MTV’s second attempt at reanimating the corpse of TRL has failed.

TMZ reports that the network has pulled the plug on the do-over, sending emails out to staff that the series will not be returning in April, as their “hiatus” is now a permanent one. Don’t mourn this loss too much, for TRL will return in a different form—a “pivot to short form content that will be featured on social and digital platforms.” A haunting sentence. A chilling image.

Or, as TMZ put it in a mild to medium burn: “MTV thought they’d greenlit Godfather: Part II, but it was more like Part III.

The shiny and slick reboot was never going to be Carson Daly’s TRL—a show that for better or for worse, had an impact. Whether that impact is good or bad—who can say. The new iteration of this show was, quite honestly, horrible.

Let’s take a brief trip down memory lane.

Here’s the time Britney Spears sang.

Here’s the time Mariah Carey felt a little tired.
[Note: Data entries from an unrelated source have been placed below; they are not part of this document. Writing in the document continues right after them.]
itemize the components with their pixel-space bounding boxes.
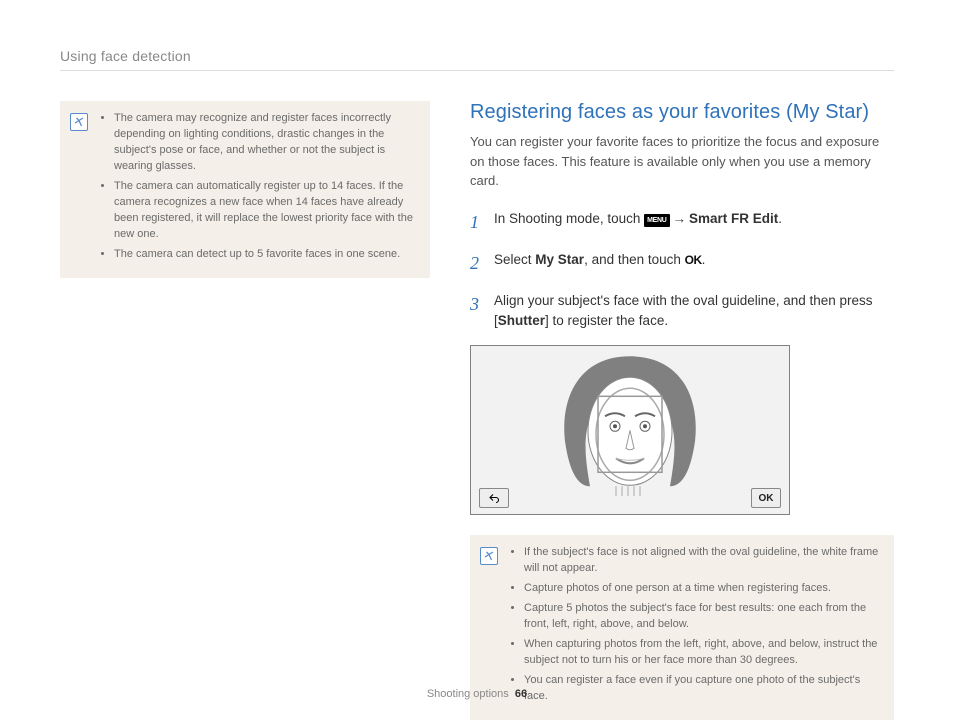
step-1: 1 In Shooting mode, touch MENU → Smart F… bbox=[470, 209, 894, 236]
page: Using face detection The camera may reco… bbox=[0, 0, 954, 720]
page-header: Using face detection bbox=[60, 48, 894, 71]
illustration-frame: OK bbox=[470, 345, 790, 515]
note-item: If the subject's face is not aligned wit… bbox=[524, 545, 880, 577]
note-item: The camera can detect up to 5 favorite f… bbox=[114, 247, 416, 263]
footer-section: Shooting options bbox=[427, 688, 509, 700]
note-box-left: The camera may recognize and register fa… bbox=[60, 101, 430, 278]
note-item: Capture photos of one person at a time w… bbox=[524, 581, 880, 597]
section-description: You can register your favorite faces to … bbox=[470, 132, 894, 191]
back-button[interactable] bbox=[479, 488, 509, 508]
step-number: 2 bbox=[470, 250, 484, 277]
step-number: 3 bbox=[470, 291, 484, 332]
left-column: The camera may recognize and register fa… bbox=[60, 101, 430, 720]
step-3: 3 Align your subject's face with the ova… bbox=[470, 291, 894, 332]
step-text: Align your subject's face with the oval … bbox=[494, 291, 894, 332]
step-text: In Shooting mode, touch MENU → Smart FR … bbox=[494, 209, 894, 236]
step-text: Select My Star, and then touch OK. bbox=[494, 250, 894, 277]
note-item: When capturing photos from the left, rig… bbox=[524, 637, 880, 669]
page-footer: Shooting options 66 bbox=[0, 688, 954, 700]
columns: The camera may recognize and register fa… bbox=[60, 101, 894, 720]
steps-list: 1 In Shooting mode, touch MENU → Smart F… bbox=[470, 209, 894, 332]
ok-icon: OK bbox=[685, 251, 702, 269]
note-icon bbox=[480, 547, 498, 565]
menu-icon: MENU bbox=[644, 214, 669, 228]
note-item: Capture 5 photos the subject's face for … bbox=[524, 601, 880, 633]
ok-button[interactable]: OK bbox=[751, 488, 781, 508]
note-list-right: If the subject's face is not aligned wit… bbox=[508, 545, 880, 708]
step-2: 2 Select My Star, and then touch OK. bbox=[470, 250, 894, 277]
right-column: Registering faces as your favorites (My … bbox=[470, 101, 894, 720]
step-number: 1 bbox=[470, 209, 484, 236]
section-title: Registering faces as your favorites (My … bbox=[470, 101, 894, 124]
note-icon bbox=[70, 113, 88, 131]
note-list-left: The camera may recognize and register fa… bbox=[98, 111, 416, 266]
note-item: The camera may recognize and register fa… bbox=[114, 111, 416, 175]
page-number: 66 bbox=[515, 688, 527, 700]
face-illustration bbox=[520, 346, 740, 501]
note-item: The camera can automatically register up… bbox=[114, 179, 416, 243]
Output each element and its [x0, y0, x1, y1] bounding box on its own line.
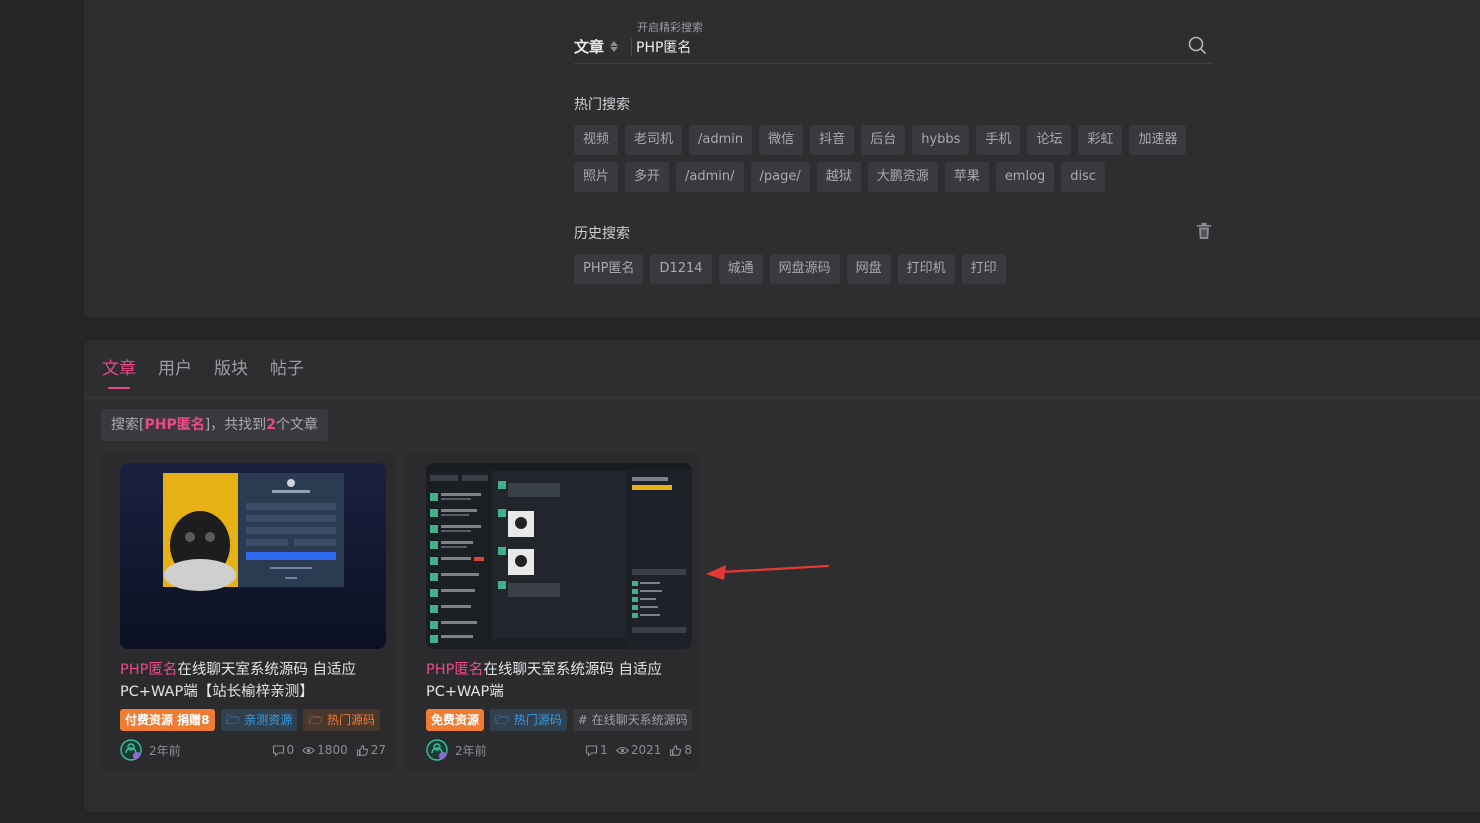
author-avatar[interactable] — [426, 739, 448, 761]
trash-icon[interactable] — [1196, 222, 1212, 240]
results-panel: 文章 用户 版块 帖子 搜索[PHP匿名]，共找到2个文章 PHP匿名在线聊天室… — [84, 340, 1480, 812]
thumbs-up-icon — [356, 744, 368, 756]
hot-search-tags: 视频 老司机/admin 微信 抖音 后台 hybbs 手机 论坛 彩虹 加速器照片 多开/admi… — [574, 125, 1214, 192]
hot-tag[interactable]: 越狱 — [816, 162, 861, 192]
thumbnail-chat-screen-image — [426, 463, 692, 649]
article-title[interactable]: PHP匿名在线聊天室系统源码 自适应PC+WAP端【站长榆梓亲测】 — [120, 659, 386, 703]
article-card[interactable]: PHP匿名在线聊天室系统源码 自适应PC+WAP端【站长榆梓亲测】 付费资源 捐… — [100, 453, 394, 771]
summary-keyword: PHP匿名 — [144, 417, 205, 433]
history-search-title: 历史搜索 — [574, 226, 630, 242]
thumbnail-login-screen-image — [120, 463, 386, 649]
history-tag[interactable]: PHP匿名 — [574, 254, 644, 284]
free-resource-tag[interactable]: 免费资源 — [426, 709, 485, 731]
search-summary: 搜索[PHP匿名]，共找到2个文章 — [101, 409, 328, 441]
hot-tag[interactable]: 多开 — [625, 162, 670, 192]
tab-users[interactable]: 用户 — [158, 354, 192, 389]
hot-tag[interactable]: 抖音 — [810, 125, 855, 155]
tab-boards[interactable]: 版块 — [214, 354, 248, 389]
search-input[interactable] — [636, 36, 1176, 58]
history-tag[interactable]: 城通 — [718, 254, 763, 284]
article-tags: 免费资源 🗁 热门源码 # 在线聊天系统源码 — [426, 709, 692, 731]
view-count: 1800 — [302, 743, 348, 757]
eye-icon — [302, 746, 316, 754]
hot-tag[interactable]: 彩虹 — [1078, 125, 1123, 155]
topic-tag[interactable]: # 在线聊天系统源码 — [572, 709, 692, 731]
comment-count: 1 — [585, 743, 608, 757]
comment-count: 0 — [272, 743, 294, 757]
hot-tag[interactable]: 老司机 — [625, 125, 683, 155]
view-count: 2021 — [615, 743, 661, 757]
hot-tag[interactable]: 视频 — [574, 125, 619, 155]
hot-tag[interactable]: emlog — [995, 162, 1055, 192]
like-count[interactable]: 27 — [356, 743, 386, 757]
article-thumbnail[interactable] — [426, 463, 692, 649]
hot-tag[interactable]: 照片 — [574, 162, 619, 192]
summary-count: 2 — [266, 417, 276, 433]
article-time: 2年前 — [149, 743, 181, 758]
hot-tag[interactable]: /page/ — [750, 162, 810, 192]
hot-tag[interactable]: 加速器 — [1129, 125, 1187, 155]
comment-icon — [272, 744, 284, 757]
search-separator — [631, 38, 632, 56]
category-tag[interactable]: 🗁 亲测资源 — [220, 709, 298, 731]
comment-icon — [586, 744, 598, 757]
search-icon[interactable] — [1186, 34, 1208, 56]
hot-tag[interactable]: 苹果 — [944, 162, 989, 192]
search-float-label: 开启精彩搜索 — [637, 21, 703, 34]
history-tag[interactable]: 网盘源码 — [769, 254, 840, 284]
article-meta: 2年前 0 1800 27 — [120, 739, 386, 761]
paid-resource-tag[interactable]: 付费资源 捐赠8 — [120, 709, 215, 731]
hot-tag[interactable]: hybbs — [912, 125, 970, 155]
article-thumbnail[interactable] — [120, 463, 386, 649]
hot-tag[interactable]: /admin/ — [676, 162, 744, 192]
history-tag[interactable]: D1214 — [650, 254, 712, 284]
hot-tag[interactable]: 后台 — [861, 125, 906, 155]
history-tag[interactable]: 打印机 — [897, 254, 955, 284]
history-tag[interactable]: 网盘 — [846, 254, 891, 284]
article-card[interactable]: PHP匿名在线聊天室系统源码 自适应PC+WAP端 免费资源 🗁 热门源码 # … — [406, 453, 700, 771]
hot-tag[interactable]: disc — [1061, 162, 1106, 192]
article-tags: 付费资源 捐赠8 🗁 亲测资源 🗁 热门源码 — [120, 709, 386, 731]
article-stats: 1 2021 8 — [585, 743, 692, 757]
article-stats: 0 1800 27 — [272, 743, 386, 757]
search-type-select[interactable]: 文章 — [574, 36, 619, 57]
like-count[interactable]: 8 — [669, 743, 692, 757]
search-bar: 文章 开启精彩搜索 — [574, 21, 1212, 64]
history-tag[interactable]: 打印 — [961, 254, 1006, 284]
author-avatar[interactable] — [120, 739, 142, 761]
article-time: 2年前 — [455, 743, 487, 758]
tab-posts[interactable]: 帖子 — [270, 354, 304, 389]
hot-tag[interactable]: 微信 — [759, 125, 804, 155]
search-panel: 文章 开启精彩搜索 热门搜索 视频老司机/admin微信抖音后台hybbs手机论… — [84, 0, 1480, 318]
hot-tag[interactable]: /admin — [689, 125, 753, 155]
article-title[interactable]: PHP匿名在线聊天室系统源码 自适应PC+WAP端 — [426, 659, 692, 703]
article-meta: 2年前 1 2021 8 — [426, 739, 692, 761]
hot-tag[interactable]: 大鹏资源 — [867, 162, 938, 192]
search-type-label: 文章 — [574, 38, 605, 56]
category-tag[interactable]: 🗁 热门源码 — [490, 709, 567, 731]
result-tabs: 文章 用户 版块 帖子 — [102, 354, 304, 389]
annotation-arrow-icon — [706, 564, 830, 580]
hot-tag[interactable]: 手机 — [976, 125, 1021, 155]
sort-arrows-icon — [610, 41, 619, 52]
hot-search-title: 热门搜索 — [574, 97, 630, 113]
history-search-tags: PHP匿名 D1214 城通 网盘源码 网盘 打印机 打印 — [574, 254, 1214, 284]
eye-icon — [615, 746, 629, 754]
hot-tag[interactable]: 论坛 — [1027, 125, 1072, 155]
tab-articles[interactable]: 文章 — [102, 354, 136, 389]
category-tag[interactable]: 🗁 热门源码 — [303, 709, 380, 731]
thumbs-up-icon — [670, 744, 682, 756]
tabs-divider — [84, 397, 1480, 398]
Here’s a recent entry that should stand in for evidence as to why this was cancelled in the first place.

Good night, sweet prince.

Update, March 15, 8:50 A.M: TRL’s existence was bad, but this news is somehow worse: turns out the show isn’t cancelled, but it is expanding. When TRL returns in April, the afternoon portion of the show will be “targeted toward the 12-24 age group.” Total Request Late, which is this dreaded franchise’s nighttime entry, will run 4 nights a week instead of its usual two. To complete this trifecta, there will be a morning show, for now called Total Request A.M., which will be, in the words of MTV president Chris McCarthy, “the Today Show, but through a music filter.”